Distorts Patient Autonomy
We need to protect the autonomy of patients and families, including the right to request or refuse a particular treatment. Patients and families also have the right to seek second opinions or different care providers.
However, they don’t have an unlimited right to require a physician to do anything the patient or family requests. A physician exercises independent medical judgment to ensure a treatment is medically appropriate and effective for a patient. When a patient asks a physician to do something the physician believes is medically inappropriate, the physician can refuse to do so, and the patient may choose to seek another physician or provider. In the case of a patient who cannot make his or her wishes known, the law permits a surrogate to make treatment decisions based on what the patient would have wanted. If a physician believes the treatment decision is harmful, medically inappropriate, or unethical, current law provides a reasonable process for resolving such disputes without arbitrarily forcing physicians to abandon their moral conscience. A better option, Senate Bill 303 and House Bill 1444 improve that process by providing families more information sooner, more time for the process, and a liaison to shepherd the family through the process.
Casts Doubt on Physicians
Physicians regard their responsibility to their patient as paramount and seek to “do no harm.” Physicians seek to uphold high professional ethics standards, which include valuing the life of every patient. They didn’t become physicians and go to medical school and residency training for years to dishonor or devalue patients.
The language of SB 675 implies physicians devalue patients. This is NOT the case. In fact, physicians follow principles of medical ethics, which require that they put their patients before everything else. The bill language seems to cast significant doubt on the trust patients place in their physicians. This is helpful to neither the patients nor the physicians and providers entrusted with their care.
Legal Jeopardy
SB 675 prohibits individual physicians from making medical judgments based on certain “value factors.” It is not clear how the ethics committee members or any other observer can determine whether a particular value consideration did or did not have an impact on a physician’s decisionmaking, as required by this proposed bill. The bill does the exact opposite of why the Texas Advance Directives Act was created in the first place, which was to encourage patients to discuss their end-of-life wishes with their families well before their final days, and to provide families a reasonable process to resolve differences of opinion in difficult treatment decisions.
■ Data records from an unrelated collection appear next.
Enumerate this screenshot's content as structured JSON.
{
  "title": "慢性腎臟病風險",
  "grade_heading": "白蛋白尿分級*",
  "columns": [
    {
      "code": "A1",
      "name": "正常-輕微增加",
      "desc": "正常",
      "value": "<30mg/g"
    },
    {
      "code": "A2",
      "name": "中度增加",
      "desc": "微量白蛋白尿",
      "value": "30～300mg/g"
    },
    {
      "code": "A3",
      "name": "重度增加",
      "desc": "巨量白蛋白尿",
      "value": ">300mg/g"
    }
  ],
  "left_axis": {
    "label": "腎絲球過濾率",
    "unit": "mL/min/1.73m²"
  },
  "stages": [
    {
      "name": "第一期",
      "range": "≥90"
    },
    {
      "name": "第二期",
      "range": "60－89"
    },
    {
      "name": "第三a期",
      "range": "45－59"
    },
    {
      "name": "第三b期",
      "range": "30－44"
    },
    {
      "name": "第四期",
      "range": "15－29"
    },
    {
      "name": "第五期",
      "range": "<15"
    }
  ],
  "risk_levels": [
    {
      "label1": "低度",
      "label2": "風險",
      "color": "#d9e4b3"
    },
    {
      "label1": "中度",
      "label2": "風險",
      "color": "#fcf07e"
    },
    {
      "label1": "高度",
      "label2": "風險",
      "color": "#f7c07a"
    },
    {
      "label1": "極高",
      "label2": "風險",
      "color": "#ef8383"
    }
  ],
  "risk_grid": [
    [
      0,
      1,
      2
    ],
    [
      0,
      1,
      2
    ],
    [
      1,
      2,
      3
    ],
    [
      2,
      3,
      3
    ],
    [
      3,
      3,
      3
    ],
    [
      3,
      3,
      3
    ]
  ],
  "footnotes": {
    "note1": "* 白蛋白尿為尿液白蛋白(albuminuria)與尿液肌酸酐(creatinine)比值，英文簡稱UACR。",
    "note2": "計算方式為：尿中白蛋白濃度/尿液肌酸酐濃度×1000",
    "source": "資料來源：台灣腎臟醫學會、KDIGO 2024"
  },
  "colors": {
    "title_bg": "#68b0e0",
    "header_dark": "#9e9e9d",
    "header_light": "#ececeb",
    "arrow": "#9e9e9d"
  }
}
Physicians remain liable for the decisions they make outside of the standard of care. However, SB 675 would establish a new standard of care for a physician to provide unlimited treatment even when unethical and immoral. That standard would no longer be based upon science or what is in the best interest of the patient, but rather upon the emotions of family dynamics.
Ethical Criteria
Ethics reviews are important. The reason to make an ethics review available as outlined by Chapter 166 is to allow the ethics review committee to judge independently whether continuing or discontinuing a particular treatment is ethically correct for that specific patient. As outlined in SB 303, TMA supports changes to this review that would require the ethics consult team to base its decision to discontinue treatment on whether the patient’s situation meets one of these four criteria:
- The treatment would hasten the patient’s death or, if the patient is not terminally ill, threaten his or her life.
- It would seriously exacerbate other major medical problems.
- It would result in irremediable physical pain or discomfort not outweighed by the benefit of treatment.
- It would be medically ineffective in prolonging the patient’s life.
Requiring the ethics team members to base their determination on their own medical judgment and these four specific factors will produce better decisions than asking them to determine what values the treating physician applied. The language of SB 675 would complicate these rare and sensitive reviews and likely result in the abandonment of this reasonable process.
Lacks Clarity
Chapter 166 and TADA focus on the care of terminally ill patients. SB 675 will cloud the use of that code with language about nonterminally ill persons, such as the elderly and disabled. The law specifies who are the terminally ill — those for whom death is imminent, in minutes to hours. Physicians are trained to save lives. Physicians provide care and comfort for all patients no matter what stage of life, even when the patient is dying.